Bharatiya Janata Party National President Amit Shah on Monday said that the Karnataka government’s decision to grant the status of a separate religion to the Lingayat community was aimed at preventing state leader BS Yeddyurappa from becoming the chief minister, PTI reported.

“This Siddaramaiah government has brought this proposal, not because it has love for Lingayats, but to prevent Yeddyurappa from becoming chief minister,” Shah said at a coconut growers’ convention in Tiptur subdivision of Tumakuru district. “I want to tell the people of Karnataka that if BJP wins a majority, we will make Yeddyurappa the chief minister.”

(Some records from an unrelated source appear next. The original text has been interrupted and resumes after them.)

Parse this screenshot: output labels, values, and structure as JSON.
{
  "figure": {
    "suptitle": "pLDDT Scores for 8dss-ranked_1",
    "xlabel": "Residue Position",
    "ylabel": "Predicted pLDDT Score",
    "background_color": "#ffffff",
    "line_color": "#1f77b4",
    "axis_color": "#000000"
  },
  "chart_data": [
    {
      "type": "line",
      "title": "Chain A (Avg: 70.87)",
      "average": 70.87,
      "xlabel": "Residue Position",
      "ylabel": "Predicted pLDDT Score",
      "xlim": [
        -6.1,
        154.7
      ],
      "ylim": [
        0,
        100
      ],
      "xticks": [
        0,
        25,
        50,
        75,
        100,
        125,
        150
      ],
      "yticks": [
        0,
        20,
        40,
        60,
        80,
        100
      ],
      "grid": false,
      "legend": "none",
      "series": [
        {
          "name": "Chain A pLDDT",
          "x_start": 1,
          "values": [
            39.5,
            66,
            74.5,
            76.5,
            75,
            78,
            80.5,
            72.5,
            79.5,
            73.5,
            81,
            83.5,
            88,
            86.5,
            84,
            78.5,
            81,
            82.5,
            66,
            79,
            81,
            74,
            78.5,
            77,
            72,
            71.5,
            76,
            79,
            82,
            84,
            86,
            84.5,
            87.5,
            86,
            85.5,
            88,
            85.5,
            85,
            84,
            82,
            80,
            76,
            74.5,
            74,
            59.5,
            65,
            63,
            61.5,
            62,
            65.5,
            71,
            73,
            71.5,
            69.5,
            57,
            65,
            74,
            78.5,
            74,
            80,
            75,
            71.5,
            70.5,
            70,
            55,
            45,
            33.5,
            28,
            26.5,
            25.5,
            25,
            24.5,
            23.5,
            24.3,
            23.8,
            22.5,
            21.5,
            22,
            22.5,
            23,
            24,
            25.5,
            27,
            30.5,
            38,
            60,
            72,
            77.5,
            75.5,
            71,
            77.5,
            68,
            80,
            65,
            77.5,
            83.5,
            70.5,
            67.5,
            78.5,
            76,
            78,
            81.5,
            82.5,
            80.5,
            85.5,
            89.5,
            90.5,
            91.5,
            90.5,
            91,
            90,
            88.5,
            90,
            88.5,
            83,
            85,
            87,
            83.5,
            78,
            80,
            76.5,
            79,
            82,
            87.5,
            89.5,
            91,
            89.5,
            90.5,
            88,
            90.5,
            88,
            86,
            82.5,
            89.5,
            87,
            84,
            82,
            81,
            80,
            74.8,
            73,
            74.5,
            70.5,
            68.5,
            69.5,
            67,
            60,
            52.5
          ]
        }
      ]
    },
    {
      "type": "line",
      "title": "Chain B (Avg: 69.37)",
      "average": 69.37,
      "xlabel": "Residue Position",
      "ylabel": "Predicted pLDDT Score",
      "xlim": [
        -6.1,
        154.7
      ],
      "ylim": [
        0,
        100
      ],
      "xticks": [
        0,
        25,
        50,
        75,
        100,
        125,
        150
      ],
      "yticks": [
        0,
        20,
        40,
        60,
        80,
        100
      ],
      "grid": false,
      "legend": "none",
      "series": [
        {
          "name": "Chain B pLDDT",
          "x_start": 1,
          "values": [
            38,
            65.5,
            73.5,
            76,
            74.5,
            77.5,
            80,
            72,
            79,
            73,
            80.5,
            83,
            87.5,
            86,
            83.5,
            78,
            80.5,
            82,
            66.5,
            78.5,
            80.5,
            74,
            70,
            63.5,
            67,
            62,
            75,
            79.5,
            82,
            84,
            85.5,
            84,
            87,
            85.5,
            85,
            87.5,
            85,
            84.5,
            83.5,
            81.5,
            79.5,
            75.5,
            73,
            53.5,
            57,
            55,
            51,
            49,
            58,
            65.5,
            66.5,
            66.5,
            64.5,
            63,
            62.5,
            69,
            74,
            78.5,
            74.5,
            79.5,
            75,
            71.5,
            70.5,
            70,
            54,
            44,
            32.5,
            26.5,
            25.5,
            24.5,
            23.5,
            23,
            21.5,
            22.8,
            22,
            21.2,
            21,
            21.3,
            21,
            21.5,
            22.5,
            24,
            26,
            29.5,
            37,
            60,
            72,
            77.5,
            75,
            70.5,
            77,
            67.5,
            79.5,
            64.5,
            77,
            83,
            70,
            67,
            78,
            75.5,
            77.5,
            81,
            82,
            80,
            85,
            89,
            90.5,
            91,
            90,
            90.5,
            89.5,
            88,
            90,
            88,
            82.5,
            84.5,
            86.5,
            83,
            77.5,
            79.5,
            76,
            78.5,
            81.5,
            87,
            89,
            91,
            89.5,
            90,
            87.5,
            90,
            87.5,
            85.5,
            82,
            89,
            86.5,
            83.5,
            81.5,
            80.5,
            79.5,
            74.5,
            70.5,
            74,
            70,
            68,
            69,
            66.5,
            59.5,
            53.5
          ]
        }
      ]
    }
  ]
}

Yeddyurappa, a Lingayat strongman, has also called the Siddaramaiah government’s move an “election gimmick” and accused it of dividing society. Shah said that the Siddaramaiah government’s proposal, which was rejected by the United Progressive Alliance government in 2013, merely aimed to create confusion among the people. The BJP president said Congress chief Rahul Gandhi should point fingers at Siddaramaiah before accusing the saffron party of dividing people.

Shah claimed that Siddaramaiah was playing the “divide and rule politics of the British” because the Congress was trying to save its “sinking ship”. “The Siddaramaiah government has proposed to accord minority status to Lingayats, but why did it not do it earlier? Because that time, there was no need for gaining votes,” the BJP president claimed.

Shah also asserted that farmer suicides in Congress-ruled states like Karnataka were on the rise, while they had reduced in states governed by the BJP. “If you vote for Yeddyurappa to become the chief minister, I assure you that farmer suicides will come to a halt in Karnataka,” Shah claimed.

The Karnataka Assembly elections are due by May 2018.